It is just four weeks since Alison died.
So far I have been rather too busy to let it all sink in. First there was the funeral arrangements to organise and then the sorting out of her personal affairs, letting the bank know, her former employer, the Dept of Work & Pensions etc, etc.
As Alison had been ill for some time, in fact since before the brain tumour was first diagnosed in 1999, I had begun to prepare myself for the worst and asked myself the big "what if" question, but being too afraid (perhaps) to actually come up with an answer!
I'm still not sure how I am going to react. The thing that I have reacted to most are the comments in her Book of Memories. Peter our 22 year old (and youngest son) gave Alison a smallish but brightly coloured hand made note book with loads of pages for Christmas, which he suggested we used as a book for people to sign and write tributes and recall fond memories at the Thanksgiving Service. This is our Book of Memories not Condolence.

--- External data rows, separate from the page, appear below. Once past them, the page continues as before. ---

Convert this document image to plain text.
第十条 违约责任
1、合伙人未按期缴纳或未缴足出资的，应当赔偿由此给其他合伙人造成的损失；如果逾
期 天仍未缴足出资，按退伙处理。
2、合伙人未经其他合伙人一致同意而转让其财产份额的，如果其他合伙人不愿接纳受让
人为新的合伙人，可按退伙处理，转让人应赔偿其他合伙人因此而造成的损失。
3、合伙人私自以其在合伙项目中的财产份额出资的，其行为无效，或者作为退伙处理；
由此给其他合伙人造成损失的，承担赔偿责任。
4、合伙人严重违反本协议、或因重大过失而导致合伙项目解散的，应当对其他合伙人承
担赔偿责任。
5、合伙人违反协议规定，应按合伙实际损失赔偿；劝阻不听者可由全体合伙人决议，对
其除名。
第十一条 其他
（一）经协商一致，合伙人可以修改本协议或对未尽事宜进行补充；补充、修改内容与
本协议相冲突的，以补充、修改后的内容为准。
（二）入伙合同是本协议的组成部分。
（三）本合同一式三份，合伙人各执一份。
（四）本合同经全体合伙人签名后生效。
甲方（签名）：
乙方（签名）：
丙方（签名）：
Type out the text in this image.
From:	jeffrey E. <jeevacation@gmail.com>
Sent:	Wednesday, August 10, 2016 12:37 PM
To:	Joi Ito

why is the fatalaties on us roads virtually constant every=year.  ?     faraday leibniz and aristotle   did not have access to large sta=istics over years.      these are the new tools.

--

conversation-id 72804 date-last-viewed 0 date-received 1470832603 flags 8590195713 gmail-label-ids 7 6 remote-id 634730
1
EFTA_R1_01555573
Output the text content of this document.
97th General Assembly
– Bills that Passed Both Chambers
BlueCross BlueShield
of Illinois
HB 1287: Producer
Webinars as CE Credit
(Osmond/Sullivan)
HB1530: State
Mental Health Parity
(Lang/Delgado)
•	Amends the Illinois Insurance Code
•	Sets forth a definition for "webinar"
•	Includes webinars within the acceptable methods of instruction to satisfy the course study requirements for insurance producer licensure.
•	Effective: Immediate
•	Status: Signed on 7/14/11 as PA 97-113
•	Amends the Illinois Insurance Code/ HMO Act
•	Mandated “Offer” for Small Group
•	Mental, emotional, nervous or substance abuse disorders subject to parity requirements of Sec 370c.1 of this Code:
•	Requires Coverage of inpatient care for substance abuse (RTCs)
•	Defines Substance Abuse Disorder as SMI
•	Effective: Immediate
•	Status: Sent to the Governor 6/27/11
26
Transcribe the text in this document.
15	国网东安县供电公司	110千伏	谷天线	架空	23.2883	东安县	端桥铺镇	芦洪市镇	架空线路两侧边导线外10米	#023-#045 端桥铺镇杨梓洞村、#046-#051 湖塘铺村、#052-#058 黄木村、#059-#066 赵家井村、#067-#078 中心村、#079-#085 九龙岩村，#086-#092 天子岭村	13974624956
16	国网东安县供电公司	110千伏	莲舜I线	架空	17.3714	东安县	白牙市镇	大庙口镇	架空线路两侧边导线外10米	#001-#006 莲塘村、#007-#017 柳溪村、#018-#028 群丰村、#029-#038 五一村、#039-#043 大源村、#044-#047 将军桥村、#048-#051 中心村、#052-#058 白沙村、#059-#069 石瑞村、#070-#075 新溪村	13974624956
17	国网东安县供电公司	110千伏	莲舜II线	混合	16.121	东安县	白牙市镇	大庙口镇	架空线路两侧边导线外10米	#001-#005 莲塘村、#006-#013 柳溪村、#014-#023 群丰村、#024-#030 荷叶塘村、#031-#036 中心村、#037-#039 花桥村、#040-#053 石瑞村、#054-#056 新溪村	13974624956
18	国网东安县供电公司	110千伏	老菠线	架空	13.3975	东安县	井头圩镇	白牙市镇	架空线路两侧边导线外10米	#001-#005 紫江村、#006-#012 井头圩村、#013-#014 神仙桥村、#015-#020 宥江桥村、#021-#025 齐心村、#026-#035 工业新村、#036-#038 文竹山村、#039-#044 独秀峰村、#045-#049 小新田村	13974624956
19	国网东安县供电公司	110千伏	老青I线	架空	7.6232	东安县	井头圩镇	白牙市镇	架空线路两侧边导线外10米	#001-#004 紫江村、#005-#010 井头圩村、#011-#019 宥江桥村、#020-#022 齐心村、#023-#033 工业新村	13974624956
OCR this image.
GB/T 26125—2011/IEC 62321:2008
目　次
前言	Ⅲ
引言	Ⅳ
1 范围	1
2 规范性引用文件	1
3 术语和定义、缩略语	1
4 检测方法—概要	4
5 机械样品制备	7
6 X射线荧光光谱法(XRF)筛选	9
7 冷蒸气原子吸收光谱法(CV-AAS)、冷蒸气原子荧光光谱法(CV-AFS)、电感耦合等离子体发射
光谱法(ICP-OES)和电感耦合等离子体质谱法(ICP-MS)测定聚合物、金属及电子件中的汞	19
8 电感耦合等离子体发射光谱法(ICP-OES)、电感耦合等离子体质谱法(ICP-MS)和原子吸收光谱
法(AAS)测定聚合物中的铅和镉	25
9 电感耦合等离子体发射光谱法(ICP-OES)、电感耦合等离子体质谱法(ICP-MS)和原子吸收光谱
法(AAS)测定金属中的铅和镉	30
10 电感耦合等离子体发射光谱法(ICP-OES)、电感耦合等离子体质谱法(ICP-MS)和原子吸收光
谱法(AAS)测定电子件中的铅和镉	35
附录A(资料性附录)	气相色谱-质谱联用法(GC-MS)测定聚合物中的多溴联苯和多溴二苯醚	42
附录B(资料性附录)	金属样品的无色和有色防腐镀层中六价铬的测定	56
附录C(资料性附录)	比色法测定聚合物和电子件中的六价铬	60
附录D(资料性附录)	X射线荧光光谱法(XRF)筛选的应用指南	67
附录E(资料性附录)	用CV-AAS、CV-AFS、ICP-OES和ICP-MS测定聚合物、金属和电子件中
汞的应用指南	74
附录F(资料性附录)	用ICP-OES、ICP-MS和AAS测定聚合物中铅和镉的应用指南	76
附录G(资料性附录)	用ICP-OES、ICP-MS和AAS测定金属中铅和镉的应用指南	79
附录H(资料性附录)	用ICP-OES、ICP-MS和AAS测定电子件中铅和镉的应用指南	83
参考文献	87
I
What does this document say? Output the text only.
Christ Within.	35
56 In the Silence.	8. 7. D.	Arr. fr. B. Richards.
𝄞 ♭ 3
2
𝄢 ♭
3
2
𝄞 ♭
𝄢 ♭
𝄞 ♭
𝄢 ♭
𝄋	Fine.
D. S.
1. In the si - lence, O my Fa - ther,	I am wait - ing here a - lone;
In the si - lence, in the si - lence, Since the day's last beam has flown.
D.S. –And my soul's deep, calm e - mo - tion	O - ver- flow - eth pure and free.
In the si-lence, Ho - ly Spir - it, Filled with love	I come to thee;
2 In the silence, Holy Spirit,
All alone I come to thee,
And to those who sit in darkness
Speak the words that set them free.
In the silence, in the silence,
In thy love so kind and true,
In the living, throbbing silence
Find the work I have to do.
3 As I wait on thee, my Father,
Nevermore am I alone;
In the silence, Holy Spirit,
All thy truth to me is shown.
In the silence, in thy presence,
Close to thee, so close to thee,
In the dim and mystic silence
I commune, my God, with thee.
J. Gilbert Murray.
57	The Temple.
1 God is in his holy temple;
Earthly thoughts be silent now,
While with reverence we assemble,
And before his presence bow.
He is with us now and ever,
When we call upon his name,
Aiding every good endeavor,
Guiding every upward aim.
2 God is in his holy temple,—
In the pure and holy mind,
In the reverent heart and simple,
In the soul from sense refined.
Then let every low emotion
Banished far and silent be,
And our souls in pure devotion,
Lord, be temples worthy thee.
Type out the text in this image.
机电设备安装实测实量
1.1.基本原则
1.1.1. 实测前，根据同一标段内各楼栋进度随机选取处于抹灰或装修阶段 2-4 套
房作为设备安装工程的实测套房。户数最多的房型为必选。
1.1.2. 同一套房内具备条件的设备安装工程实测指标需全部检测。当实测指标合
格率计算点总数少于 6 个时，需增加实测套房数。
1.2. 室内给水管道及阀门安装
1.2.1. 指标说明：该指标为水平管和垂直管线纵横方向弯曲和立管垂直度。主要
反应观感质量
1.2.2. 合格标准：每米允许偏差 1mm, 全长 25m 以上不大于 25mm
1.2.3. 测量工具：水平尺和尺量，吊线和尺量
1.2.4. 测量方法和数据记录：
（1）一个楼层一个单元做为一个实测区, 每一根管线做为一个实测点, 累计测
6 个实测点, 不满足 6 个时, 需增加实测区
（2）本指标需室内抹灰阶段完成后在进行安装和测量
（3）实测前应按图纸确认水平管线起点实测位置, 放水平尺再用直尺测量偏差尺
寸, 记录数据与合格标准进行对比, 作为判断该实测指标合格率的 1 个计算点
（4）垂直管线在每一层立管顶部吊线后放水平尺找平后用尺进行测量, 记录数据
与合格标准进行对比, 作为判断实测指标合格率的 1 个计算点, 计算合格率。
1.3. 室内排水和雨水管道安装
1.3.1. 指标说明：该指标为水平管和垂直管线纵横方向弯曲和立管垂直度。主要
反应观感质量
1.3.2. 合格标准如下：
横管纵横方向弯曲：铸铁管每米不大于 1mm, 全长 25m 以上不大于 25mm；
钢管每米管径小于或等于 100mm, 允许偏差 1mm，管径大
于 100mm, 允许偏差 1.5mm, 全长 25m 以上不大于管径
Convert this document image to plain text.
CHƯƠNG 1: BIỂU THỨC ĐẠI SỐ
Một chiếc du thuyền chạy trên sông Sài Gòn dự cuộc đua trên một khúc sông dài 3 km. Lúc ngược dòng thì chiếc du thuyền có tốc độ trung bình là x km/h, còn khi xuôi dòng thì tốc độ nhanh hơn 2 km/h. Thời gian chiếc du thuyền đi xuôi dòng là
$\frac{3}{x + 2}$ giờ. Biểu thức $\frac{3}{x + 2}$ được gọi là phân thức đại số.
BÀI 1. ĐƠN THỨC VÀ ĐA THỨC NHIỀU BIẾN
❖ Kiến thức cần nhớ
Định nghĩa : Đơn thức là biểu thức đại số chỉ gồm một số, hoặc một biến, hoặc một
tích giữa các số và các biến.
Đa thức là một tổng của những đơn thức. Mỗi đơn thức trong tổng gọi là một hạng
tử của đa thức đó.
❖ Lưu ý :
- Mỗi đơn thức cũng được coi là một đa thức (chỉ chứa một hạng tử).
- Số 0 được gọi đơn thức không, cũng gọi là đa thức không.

I have been deeply moved, touched, inspired and all those sorts of wonderful words by what people have written. In fact it has taken me until now, nearly three weeks after the Thanksgiving Service, to summon up enough courage to read them. I tried a week or so back but found it all too emotional. Yesterday I managed to read them all, but then cried a lot.
I have found it difficult to know how to describe the loss and grief following the death of my beloved. I find it much easier to feel the emotion on behalf of other people. The friends she has left behind. The tributes shared at the Service showed how inspirational Alison was, how accepting and inclusive she was. I feel for many of these people because I had time to prepare, but for many the end of Alison's life was such a sudden and catastrophic event in the context of her fighting spirit and confidence in recovery that they have felt more trauma than I. I feel so much regret for them. Alison had the ability to make friends easily and have a number of "best" friends. She could adapt and show genuine interest in a variety of people's different interests and for her a day out shopping with one was just as important and exciting as helping another with a sewing project or encouraging a young friend in some particular area of concern or mutual skill.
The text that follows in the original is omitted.